Behavioral and structural: These analyses encompass behavioral program aspects additionally to the structural analysis information. They are extracted using static and dynamic analysis techniques. [12, 24, 104, 237, 275, 301, 314, 350, 440, 466, 497, 498, 515, 524, 542, 543].

Structural and semantic: Enhancing structural analysis with semantic information aims to decrease the false positive rate of the structural detection. Semantic information is, for example, considering naming conventions, annotations or metrics to retrieve role information for pattern components. [24, 380, 440, 489]. Structural, behavioral and semantic: Analyses that use all three types aim to combine the benefits of each analysis type to reduce the number of incorrectly detected patterns instances. [51, 111, 114, 445, 446].

Some of these approaches use analyses on graphs to detect patterns. The OPG is also a kind of graph, which we use to detect patterns.

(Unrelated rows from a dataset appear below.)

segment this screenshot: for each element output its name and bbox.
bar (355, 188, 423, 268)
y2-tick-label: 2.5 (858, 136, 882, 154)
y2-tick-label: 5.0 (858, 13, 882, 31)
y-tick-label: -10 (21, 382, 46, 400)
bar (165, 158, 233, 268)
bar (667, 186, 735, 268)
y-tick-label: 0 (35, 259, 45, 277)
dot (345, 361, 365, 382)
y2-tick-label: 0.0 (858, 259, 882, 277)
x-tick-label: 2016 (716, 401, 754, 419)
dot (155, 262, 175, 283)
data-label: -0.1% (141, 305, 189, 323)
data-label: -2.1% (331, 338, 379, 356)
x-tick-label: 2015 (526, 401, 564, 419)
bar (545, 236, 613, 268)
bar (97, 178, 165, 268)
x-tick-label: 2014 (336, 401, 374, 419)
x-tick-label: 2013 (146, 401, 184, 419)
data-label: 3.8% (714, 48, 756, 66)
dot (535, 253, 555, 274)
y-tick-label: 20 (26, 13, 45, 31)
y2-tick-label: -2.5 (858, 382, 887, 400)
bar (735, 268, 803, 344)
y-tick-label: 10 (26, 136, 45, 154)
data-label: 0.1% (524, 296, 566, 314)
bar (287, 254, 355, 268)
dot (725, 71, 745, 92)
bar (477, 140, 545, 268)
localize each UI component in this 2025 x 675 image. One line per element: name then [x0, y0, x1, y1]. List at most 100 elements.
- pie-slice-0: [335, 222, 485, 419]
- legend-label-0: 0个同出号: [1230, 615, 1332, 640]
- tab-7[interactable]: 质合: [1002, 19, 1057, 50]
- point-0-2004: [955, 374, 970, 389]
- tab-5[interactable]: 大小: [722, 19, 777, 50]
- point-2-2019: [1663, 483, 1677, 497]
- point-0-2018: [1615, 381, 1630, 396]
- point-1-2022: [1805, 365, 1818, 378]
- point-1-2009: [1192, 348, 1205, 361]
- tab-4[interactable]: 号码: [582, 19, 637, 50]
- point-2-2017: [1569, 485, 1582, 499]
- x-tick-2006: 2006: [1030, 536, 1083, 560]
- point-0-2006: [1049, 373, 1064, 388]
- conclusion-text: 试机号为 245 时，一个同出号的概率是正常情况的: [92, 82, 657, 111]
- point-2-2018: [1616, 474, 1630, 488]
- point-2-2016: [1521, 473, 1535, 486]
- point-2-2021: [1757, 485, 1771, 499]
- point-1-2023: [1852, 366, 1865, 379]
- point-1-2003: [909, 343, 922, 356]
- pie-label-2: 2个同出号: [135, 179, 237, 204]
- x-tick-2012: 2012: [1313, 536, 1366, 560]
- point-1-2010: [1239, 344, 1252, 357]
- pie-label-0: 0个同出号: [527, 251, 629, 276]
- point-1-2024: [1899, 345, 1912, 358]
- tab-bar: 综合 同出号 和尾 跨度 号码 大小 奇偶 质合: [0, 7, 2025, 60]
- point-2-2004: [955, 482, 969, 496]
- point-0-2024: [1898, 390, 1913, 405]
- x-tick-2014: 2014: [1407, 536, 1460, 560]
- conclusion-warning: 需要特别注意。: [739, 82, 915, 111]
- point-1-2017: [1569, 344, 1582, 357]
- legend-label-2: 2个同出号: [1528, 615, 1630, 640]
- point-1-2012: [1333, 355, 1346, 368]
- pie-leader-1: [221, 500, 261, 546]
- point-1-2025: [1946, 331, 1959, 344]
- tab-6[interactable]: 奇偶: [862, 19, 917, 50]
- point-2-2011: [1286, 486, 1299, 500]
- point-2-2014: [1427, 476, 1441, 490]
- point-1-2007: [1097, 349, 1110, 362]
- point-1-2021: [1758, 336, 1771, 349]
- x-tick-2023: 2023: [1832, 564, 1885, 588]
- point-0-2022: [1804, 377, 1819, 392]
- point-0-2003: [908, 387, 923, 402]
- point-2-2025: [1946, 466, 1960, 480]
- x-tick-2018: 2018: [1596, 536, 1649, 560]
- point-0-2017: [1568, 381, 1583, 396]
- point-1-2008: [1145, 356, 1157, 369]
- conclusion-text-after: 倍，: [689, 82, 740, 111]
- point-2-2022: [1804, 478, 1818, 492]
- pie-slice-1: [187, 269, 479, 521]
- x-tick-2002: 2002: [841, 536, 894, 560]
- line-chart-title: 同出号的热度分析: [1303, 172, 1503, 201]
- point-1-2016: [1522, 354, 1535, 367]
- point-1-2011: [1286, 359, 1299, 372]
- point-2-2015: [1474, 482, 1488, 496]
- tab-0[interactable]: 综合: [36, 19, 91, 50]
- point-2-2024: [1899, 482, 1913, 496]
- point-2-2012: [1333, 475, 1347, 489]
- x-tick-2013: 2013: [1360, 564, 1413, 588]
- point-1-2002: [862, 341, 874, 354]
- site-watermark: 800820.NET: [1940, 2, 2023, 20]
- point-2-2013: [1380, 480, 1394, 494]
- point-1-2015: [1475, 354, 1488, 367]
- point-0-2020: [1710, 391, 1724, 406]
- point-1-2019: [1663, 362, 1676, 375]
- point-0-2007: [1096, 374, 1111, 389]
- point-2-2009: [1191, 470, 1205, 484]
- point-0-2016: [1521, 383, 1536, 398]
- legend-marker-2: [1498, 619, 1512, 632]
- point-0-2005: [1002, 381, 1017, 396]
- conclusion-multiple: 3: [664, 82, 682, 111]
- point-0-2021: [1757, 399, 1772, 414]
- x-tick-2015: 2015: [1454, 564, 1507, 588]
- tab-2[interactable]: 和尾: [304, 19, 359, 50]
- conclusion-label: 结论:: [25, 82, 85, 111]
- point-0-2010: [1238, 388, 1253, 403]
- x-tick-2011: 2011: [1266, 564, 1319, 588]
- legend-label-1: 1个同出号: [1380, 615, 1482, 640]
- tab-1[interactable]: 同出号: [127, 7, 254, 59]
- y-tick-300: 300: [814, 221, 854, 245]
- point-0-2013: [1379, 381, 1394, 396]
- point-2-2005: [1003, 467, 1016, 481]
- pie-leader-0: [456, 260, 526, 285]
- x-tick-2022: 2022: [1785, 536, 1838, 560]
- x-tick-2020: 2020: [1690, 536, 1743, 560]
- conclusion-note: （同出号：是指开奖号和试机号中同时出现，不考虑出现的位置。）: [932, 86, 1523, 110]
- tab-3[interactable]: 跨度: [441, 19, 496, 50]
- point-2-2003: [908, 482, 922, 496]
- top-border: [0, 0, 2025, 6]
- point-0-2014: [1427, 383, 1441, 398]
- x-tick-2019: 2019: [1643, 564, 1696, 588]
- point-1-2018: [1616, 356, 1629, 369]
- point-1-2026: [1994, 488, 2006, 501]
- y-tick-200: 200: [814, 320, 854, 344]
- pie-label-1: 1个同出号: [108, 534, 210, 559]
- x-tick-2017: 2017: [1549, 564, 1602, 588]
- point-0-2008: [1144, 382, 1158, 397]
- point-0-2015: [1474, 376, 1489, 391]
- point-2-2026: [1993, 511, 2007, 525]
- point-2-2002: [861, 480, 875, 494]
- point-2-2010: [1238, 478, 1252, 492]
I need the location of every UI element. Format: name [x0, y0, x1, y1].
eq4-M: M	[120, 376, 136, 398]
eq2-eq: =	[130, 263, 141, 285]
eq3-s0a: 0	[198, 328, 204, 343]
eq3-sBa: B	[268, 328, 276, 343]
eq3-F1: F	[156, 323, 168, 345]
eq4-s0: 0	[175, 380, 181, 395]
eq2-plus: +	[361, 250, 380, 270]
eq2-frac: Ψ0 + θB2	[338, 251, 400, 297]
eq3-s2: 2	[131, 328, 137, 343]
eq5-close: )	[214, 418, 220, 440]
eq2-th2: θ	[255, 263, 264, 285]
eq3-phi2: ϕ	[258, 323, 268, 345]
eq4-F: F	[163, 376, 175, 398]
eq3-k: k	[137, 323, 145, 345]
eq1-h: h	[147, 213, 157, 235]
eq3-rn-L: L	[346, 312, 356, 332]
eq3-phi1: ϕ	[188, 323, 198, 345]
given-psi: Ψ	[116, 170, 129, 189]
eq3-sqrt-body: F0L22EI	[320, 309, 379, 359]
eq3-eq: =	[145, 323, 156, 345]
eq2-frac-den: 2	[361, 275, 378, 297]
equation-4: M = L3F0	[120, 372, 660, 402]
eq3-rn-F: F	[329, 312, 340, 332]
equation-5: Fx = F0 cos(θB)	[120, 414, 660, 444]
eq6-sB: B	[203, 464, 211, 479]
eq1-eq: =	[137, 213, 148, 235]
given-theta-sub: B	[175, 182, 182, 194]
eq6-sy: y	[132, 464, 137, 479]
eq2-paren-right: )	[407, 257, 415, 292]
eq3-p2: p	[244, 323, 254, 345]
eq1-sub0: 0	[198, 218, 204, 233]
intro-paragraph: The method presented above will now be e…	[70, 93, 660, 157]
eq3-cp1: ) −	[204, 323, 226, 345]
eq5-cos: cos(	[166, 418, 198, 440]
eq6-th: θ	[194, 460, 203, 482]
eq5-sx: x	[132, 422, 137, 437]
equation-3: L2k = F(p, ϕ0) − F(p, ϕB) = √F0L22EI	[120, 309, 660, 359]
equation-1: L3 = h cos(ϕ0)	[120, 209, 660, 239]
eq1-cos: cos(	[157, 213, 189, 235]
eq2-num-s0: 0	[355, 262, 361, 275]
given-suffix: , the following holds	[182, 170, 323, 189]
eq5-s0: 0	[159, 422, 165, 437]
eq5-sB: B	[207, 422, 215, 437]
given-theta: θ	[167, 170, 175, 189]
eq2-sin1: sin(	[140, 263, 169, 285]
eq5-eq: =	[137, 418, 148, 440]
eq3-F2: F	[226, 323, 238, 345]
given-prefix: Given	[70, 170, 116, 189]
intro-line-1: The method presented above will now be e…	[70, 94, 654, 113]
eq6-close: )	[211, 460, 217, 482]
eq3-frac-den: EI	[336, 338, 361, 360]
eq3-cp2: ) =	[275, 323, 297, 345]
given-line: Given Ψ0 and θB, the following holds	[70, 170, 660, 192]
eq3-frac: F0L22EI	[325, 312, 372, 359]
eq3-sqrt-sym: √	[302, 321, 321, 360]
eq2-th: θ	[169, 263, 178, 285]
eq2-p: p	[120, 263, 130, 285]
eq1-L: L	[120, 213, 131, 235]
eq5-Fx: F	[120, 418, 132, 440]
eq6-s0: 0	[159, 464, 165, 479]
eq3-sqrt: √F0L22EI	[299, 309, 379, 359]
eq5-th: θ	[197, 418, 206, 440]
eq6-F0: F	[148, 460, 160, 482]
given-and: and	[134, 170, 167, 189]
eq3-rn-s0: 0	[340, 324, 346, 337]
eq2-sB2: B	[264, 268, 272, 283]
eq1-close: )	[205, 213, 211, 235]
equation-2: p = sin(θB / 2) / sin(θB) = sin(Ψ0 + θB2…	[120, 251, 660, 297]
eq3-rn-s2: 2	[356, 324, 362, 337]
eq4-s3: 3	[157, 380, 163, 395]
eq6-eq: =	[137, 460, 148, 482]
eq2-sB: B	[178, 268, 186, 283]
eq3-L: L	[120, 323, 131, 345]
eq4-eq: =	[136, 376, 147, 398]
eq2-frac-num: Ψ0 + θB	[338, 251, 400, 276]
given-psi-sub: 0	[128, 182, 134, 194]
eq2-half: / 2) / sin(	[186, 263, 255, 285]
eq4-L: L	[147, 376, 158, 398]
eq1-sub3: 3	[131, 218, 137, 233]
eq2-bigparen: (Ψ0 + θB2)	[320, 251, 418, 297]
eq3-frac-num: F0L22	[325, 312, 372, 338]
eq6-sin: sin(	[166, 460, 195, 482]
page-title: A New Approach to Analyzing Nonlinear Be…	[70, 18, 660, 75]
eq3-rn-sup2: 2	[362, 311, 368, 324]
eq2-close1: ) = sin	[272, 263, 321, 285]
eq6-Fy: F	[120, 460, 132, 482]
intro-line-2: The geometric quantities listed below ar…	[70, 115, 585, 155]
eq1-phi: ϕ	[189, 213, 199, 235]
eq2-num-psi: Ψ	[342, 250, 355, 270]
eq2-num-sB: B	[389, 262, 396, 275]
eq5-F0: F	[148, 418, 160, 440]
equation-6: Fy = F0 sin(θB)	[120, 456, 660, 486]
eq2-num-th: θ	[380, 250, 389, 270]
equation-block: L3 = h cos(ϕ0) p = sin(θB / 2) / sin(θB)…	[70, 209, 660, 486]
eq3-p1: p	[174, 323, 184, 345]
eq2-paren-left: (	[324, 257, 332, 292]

Thus, the next paragraphs

will present approaches using a UML or graph representation of the source code in more detail.

In the approach of Seemann and von Gudenberg, a compiler collects method calls and inheritance hierarchies from Java code [440]. The resulting graph is then filtered to detect Strategy, Bridge, and Composite design patterns.

The Columbus tool analyses C++ source code and uses an internal scheme that captures the C++ language at a low-level representation (Abstract Semantic Graph (ASG)) enhanced with higher-level elements such as semantic of types [141]. The main program information such as classes, attributes, and their relationships are extracted from the ASG, written in PROLOG format, and passed to another tool called Maisa. Maisa does the automatic design pattern detection with its integrated pattern library.

Balanyi and Ferenc introduce an XML–based language (Design Pattern Markup Language (DPML)) to provide the ability of customizable pattern descriptions for the detection [30]. They use the Columbus tool to extract the main program information as described before. Then, the DPML-based pattern description file is loaded into an XML DOM tree. Finally, the detection algorithm matches the DOM tree to the ASG to identify implemented pattern instances.

A comparable approach has been presented by two other works [445, 446]. They use an Abstract Syntax Tree (AST) data structure built with static analysis information. They extract data and control-flow information of the AST to obtain static behavioral information for the pattern detection.

The approach presented by Tsantalis et al. [497] is based on the idea that a class diagram is a directed graph that can be mapped into a matrix. The represented information in the matrix depends on the characteristics of the pattern that should be detected. Moreover, the pattern which should be detected is represented as matrices. In the next step, inheritance hierarchies are built to inheritance trees. Then the inspected software system is split into subsystems consisting of classes belonging to one or more hierarchies. An algorithm is applied to calculate the similarity between the subsystem matrices and the pattern matrices to extract the pattern instances within the subsystems.

Yu et al. present an approach based on sub-patterns [542, 543]. First, they create sub-patterns of GoF patterns. Then, they begin with the transformation of source code into directed graphs. Such a graph consists of nodes representing classes and edges and their weights model their relationships. The pattern instances are identified by a subgraph discovery method where the extracted subgraphs are matched with predefined structural features. Finally, behavioral characteristics of the GoF patterns are considered for obtaining the final pattern instances.

One of the latest approaches in this area focuses on detecting new pattern variants of the GoF patterns with four already available pattern detection tools [513]. As far as we know, there exists no approach or similar technique that uses OPGs for the detection nor is tested with Android apps.